Banks Teaching the Futility of Chasing Credit Scores
Banks and other lenders are now teaching many of us a lesson. The lesson is the futility of focusing on credit scores as a financial planning strategy.
There are websites dedicated to describing different tactical score-boosting moves. And, of course, there are plenty of opportunities for consumers to pay the credit score industry for the ability to monitor their scores on a daily or even real-time basis.
Lately, banks and other lenders have decided to take matters into their own hands. Consumer credit accounts – including credit cards and HELOCs – are being reduced or even closed out by the lenders. It does not matter if the consumer has been a 100% responsible borrower, with no late payments and manageable debt loads.
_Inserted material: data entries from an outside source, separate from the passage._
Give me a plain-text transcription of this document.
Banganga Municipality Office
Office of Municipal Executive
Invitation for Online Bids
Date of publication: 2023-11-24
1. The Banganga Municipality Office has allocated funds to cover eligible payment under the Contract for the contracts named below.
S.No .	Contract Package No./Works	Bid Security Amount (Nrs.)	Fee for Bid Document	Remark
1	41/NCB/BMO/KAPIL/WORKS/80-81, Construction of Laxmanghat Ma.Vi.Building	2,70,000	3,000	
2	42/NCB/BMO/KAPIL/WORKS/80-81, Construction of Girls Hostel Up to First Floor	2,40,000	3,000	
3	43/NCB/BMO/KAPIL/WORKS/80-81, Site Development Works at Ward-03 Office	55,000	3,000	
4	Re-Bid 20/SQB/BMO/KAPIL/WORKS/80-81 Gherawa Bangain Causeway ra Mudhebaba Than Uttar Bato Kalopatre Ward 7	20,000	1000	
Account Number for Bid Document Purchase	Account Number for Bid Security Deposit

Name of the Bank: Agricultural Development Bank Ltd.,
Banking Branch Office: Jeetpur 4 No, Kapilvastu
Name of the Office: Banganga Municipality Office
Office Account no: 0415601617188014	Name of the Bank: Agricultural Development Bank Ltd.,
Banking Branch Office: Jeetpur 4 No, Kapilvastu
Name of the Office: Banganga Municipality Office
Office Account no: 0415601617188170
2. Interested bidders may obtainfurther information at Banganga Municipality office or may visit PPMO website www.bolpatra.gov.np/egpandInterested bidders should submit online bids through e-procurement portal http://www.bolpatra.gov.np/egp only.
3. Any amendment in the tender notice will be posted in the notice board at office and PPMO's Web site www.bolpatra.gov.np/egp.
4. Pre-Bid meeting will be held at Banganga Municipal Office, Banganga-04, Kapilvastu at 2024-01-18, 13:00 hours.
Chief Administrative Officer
Banks are arbitrarily closing or reducing lines of credit to simplify and lower the risks of their own lending portfolios. Those precious credit scores are being damaged even though the consumer did nothing but obediently follow the credit score rules.
According to this article from the U.S.A. today, the median credit scores dropped by 5 points nationally in 2008. In parts of California, Arizona, and Florida, the median scores fell by 17, 14, and 12 points respectively. Again, these declines are primarily attributable to actions by credit providers, not credit users.
Part of the problem is that many lenders originally used poor underwriting standards or processes when the credit lines were first extended. Now these same lenders are re-visiting what they did initially and making adjustments. A consequence of the banks’ credit “do-over” strategy is that the borrower’s apparent credit worthiness falls. Because the tentacles of the credit score reach into all aspects of our financial lives, we suddenly become less worthy. Costs of credit and insurance go up. A rapid decline in median credit scores is nothing to joke about for a lot of people who are affected.
Part of me wants to say “I told you so” because Mr. ToughMoneyLove has been preaching against credit-score centric behavior for a long time. On the other hand, something positive can come out of this lesson. Some consumer advocacy groups and even politicians are paying attention and talking about intervening.
Generally I am opposed to government intervention into our financial affairs. But if intervention can reduce the influence of the credit score in our financial lives, I am all for it. Such diminished influence will allow us to direct our money energies at things that really matter, like building and preserving wealth. An intervention that breaks a cycle of credit score addiction can be a good thing.
What are your thoughts on what is happening with credit scores? Do you think the government should intervene and regulate the credit score system?